Строго говоря, запрет на своевременное и конструктивное проявление агрессии, на ее здоровые разновидности — честную борьбу, горячий спор, юмор, азартную спортивную возню, прямое сообщение о своих негативных чувствах — это сплошь и рядом тоже "наследие", притом далеко не только семейное. В воздухе, земле и воде нашего "места действия" накоплено слишком много страдания одних и беспредельной жестокости других — и мужчин, и женщин. Где-то я читала — за достоверность не поручусь, — что и у нацистов, и в НКВД лучшими специалистами по изощренным пыткам были немногочисленные, но особо одаренные в этом жанре женщины. Конечно, надо бы проверить, откуда и каким образом такой вывод взялся, но любопытно — и в том случае, если это правда, и том, если женоненавистническая "деза". Не знаю, как с изощренными пытками, а с неконтролируемыми вспышками женской агрессии отработана мрачная модель преступлений на бытовой почве: годы помыкания, часто прямого насилия — и подвернувшийся под руку жертвы топор на пятнадцатом этак году сожительства.

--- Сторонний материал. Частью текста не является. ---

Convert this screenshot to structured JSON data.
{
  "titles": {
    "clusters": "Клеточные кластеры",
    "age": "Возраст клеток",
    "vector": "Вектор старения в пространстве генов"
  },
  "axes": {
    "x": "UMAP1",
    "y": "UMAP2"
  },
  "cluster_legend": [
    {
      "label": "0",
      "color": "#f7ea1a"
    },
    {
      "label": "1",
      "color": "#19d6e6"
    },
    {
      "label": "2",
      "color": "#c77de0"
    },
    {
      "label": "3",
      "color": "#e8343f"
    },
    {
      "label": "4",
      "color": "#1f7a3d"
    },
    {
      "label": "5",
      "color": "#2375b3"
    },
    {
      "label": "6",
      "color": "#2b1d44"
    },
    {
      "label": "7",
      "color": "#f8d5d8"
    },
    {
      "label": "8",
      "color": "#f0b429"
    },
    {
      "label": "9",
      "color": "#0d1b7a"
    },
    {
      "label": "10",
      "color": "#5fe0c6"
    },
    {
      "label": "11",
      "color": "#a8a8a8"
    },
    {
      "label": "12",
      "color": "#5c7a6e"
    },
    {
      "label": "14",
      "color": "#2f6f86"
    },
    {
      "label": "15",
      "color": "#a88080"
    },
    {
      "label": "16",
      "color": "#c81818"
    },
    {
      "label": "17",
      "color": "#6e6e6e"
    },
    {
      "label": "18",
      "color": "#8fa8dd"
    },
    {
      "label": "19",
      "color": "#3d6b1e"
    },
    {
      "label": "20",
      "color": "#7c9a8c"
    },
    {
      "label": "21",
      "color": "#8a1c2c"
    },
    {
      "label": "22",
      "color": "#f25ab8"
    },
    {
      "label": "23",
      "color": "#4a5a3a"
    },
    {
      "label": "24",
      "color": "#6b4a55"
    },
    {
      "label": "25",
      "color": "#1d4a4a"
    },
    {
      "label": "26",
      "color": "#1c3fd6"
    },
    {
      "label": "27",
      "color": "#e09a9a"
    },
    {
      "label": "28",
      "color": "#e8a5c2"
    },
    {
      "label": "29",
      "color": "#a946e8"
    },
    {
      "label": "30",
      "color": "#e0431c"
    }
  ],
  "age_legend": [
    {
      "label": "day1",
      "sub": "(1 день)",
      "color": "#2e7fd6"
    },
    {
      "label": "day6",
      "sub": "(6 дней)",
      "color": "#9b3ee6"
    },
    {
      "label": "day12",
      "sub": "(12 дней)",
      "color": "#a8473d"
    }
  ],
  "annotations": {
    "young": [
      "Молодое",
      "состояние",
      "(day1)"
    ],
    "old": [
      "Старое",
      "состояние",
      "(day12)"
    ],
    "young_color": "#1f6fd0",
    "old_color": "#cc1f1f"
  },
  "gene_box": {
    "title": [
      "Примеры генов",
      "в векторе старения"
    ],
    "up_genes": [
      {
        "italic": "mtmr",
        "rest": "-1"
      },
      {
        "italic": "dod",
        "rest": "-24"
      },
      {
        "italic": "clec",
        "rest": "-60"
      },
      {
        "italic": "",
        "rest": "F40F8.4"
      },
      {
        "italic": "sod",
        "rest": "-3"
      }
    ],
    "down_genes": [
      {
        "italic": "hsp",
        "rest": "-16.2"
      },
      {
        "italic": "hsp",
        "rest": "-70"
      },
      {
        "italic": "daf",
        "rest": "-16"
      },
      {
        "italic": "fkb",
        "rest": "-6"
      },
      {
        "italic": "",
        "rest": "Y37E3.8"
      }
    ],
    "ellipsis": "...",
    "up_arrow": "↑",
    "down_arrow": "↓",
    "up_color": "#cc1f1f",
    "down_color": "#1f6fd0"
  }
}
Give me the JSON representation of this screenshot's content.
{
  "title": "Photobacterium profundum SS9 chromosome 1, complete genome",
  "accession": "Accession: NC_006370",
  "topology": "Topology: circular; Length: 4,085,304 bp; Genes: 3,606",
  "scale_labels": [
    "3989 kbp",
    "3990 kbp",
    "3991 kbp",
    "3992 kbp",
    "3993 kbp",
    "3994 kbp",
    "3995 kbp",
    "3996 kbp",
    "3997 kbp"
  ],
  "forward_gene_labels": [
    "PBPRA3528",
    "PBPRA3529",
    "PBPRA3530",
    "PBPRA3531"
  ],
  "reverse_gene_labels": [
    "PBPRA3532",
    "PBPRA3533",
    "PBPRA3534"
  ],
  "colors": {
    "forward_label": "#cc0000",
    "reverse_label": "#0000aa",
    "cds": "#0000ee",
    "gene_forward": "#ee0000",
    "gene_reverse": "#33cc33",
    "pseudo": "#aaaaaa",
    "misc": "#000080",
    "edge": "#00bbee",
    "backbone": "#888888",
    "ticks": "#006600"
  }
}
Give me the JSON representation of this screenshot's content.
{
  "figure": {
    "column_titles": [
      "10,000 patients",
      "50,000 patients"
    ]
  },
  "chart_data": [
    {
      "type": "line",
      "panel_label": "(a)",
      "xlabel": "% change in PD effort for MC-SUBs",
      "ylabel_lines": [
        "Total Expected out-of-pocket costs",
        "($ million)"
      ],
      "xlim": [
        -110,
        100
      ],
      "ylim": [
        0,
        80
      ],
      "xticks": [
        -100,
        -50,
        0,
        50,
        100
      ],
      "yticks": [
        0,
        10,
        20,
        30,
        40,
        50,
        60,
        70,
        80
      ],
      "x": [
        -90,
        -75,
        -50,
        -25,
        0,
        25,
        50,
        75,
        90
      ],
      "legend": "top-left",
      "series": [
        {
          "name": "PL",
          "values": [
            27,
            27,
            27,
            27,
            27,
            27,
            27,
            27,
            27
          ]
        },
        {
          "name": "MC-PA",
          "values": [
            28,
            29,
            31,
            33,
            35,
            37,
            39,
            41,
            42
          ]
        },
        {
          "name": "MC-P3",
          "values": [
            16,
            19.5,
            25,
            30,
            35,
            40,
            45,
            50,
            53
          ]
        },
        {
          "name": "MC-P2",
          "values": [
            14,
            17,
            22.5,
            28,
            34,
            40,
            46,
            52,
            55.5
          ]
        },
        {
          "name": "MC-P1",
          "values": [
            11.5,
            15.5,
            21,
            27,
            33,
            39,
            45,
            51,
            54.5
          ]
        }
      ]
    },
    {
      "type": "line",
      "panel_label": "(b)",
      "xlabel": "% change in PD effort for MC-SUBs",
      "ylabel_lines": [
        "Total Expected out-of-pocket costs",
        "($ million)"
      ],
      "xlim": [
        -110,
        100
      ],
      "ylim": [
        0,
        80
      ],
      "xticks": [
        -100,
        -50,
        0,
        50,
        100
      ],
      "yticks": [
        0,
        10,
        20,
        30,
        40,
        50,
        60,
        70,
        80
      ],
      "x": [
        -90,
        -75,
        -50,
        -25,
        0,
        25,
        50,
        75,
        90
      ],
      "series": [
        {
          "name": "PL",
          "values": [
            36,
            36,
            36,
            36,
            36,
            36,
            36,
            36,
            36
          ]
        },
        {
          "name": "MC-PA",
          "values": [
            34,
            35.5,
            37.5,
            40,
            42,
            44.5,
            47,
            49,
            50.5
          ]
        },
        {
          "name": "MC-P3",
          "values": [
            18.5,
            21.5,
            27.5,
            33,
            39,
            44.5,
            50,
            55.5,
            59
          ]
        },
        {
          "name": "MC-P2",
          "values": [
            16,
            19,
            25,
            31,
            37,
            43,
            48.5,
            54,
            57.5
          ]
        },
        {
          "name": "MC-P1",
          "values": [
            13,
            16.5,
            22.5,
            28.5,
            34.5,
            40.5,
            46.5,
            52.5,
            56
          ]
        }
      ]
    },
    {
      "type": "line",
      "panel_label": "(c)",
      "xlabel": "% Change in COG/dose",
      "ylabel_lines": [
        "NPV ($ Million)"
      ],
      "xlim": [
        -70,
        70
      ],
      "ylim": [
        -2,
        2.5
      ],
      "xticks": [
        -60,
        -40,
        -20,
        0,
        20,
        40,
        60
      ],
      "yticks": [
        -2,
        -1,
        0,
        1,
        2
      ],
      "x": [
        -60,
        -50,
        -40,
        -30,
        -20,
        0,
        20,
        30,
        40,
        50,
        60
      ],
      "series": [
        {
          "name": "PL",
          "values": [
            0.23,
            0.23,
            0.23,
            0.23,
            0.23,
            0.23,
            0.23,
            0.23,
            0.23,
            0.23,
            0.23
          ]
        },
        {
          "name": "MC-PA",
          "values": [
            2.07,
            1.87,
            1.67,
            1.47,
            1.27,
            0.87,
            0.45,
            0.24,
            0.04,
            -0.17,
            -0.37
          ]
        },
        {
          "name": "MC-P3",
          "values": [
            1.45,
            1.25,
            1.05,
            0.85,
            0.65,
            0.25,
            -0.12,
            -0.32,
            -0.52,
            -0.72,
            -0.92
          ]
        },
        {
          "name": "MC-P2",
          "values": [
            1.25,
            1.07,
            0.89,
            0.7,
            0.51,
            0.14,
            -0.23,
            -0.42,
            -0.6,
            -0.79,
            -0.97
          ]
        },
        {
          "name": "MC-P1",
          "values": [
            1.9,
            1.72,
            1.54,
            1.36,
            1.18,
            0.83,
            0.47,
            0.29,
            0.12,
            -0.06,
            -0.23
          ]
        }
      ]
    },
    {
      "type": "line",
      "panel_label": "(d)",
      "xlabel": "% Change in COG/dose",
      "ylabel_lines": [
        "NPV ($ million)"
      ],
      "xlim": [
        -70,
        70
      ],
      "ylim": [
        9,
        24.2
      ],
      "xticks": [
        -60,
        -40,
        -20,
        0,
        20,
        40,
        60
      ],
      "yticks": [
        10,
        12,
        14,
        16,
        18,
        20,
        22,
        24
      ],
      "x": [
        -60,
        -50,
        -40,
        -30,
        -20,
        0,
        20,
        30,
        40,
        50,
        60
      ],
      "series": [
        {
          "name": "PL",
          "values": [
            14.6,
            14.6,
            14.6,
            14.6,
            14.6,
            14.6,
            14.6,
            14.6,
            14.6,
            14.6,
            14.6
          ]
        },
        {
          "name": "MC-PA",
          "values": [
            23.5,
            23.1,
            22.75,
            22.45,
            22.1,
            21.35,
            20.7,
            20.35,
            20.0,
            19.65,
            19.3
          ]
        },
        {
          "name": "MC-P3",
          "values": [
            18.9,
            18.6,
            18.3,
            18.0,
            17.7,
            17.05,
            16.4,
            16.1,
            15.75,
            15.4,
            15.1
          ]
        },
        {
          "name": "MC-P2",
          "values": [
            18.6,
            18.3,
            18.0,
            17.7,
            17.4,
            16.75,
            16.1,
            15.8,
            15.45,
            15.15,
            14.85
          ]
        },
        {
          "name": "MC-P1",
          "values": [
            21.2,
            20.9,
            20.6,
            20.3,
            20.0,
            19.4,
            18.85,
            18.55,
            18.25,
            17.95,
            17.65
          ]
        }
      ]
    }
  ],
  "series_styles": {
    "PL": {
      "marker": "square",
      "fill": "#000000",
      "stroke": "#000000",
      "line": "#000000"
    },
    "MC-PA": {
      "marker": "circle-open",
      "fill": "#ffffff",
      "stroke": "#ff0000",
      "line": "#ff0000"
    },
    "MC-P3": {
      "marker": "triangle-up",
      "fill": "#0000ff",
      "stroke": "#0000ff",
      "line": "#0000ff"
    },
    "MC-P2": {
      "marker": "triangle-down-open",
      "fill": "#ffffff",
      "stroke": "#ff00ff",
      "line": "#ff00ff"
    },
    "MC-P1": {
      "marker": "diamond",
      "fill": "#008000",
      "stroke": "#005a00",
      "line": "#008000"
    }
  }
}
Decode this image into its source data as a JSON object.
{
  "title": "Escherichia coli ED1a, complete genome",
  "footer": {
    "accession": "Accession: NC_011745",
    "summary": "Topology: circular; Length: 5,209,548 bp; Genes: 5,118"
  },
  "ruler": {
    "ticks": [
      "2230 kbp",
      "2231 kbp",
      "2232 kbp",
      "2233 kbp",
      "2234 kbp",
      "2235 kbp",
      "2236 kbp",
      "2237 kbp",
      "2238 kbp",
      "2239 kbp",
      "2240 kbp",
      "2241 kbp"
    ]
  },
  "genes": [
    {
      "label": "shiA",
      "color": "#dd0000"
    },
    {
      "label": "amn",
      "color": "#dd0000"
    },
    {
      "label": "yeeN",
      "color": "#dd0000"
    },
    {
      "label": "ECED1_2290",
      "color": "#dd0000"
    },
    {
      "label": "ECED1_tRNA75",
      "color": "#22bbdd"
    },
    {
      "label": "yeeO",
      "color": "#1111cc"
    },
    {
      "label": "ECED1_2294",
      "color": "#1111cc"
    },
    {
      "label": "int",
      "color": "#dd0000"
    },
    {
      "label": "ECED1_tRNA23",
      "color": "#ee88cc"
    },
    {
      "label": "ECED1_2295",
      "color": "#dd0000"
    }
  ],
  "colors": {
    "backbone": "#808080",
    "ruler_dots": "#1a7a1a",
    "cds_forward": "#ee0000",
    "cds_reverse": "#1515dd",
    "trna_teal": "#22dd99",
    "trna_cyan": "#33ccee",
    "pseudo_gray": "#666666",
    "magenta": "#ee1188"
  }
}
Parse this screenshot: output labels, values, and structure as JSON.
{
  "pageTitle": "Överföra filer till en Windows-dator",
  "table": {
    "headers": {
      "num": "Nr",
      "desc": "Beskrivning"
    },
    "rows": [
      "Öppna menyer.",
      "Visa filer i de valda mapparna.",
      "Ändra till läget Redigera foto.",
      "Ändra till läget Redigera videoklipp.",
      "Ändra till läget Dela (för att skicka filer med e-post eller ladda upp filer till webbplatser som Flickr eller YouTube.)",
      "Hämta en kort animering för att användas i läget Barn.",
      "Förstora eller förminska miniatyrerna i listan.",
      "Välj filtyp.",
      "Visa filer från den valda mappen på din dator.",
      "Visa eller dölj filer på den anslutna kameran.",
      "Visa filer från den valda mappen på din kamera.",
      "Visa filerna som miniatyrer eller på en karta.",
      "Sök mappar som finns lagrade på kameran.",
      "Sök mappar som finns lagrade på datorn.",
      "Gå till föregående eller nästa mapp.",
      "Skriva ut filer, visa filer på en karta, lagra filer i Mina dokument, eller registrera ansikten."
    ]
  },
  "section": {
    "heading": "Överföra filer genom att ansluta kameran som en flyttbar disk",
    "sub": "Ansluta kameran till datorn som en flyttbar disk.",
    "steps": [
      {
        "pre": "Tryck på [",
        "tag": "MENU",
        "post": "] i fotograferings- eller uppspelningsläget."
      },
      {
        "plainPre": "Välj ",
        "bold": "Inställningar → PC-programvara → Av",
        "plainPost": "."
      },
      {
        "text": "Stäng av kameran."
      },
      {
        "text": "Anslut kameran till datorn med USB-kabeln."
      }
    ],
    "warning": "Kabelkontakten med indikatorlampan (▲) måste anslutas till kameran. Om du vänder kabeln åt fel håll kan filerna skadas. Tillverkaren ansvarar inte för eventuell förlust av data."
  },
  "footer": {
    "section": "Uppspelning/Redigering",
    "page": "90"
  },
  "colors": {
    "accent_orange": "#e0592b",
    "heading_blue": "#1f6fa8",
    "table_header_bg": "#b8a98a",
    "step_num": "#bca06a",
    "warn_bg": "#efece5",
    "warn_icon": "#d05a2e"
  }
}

Накопление подавленной агрессии действительно опасно: за топор, положим, хватаются единицы, а вот болеют от всего, что не высказано и грызет изнутри, очень многие. Может, болеют, чтобы не схватиться за топор?
Да, но бесконтрольные выплески агрессии направо и налево — это краснолицая Марья Петровна, походить на которую тоже очень не хочется. Страшно стать ею или Горластой Санитаркой. Страшно быть и униженной, раздавленной. В модели отношений, основанной на зависимости и принуждении, вроде бы третьего и не дано. Это "третье" приходится выращивать искусственно, как жемчуг: подглядывать примеры уверенного, даже резкого, но прямого и великодушного поведения, растить самооценку, не зависящую от сиюминутного каприза партнеров, учиться "вовремя рычать" — обозначать свои границы. И очень часто движение к восстановлению или выращиванию своего достоинства начинается все-таки с "ассенизационных работ" — с прямого выражения подавленной агрессии, гнева.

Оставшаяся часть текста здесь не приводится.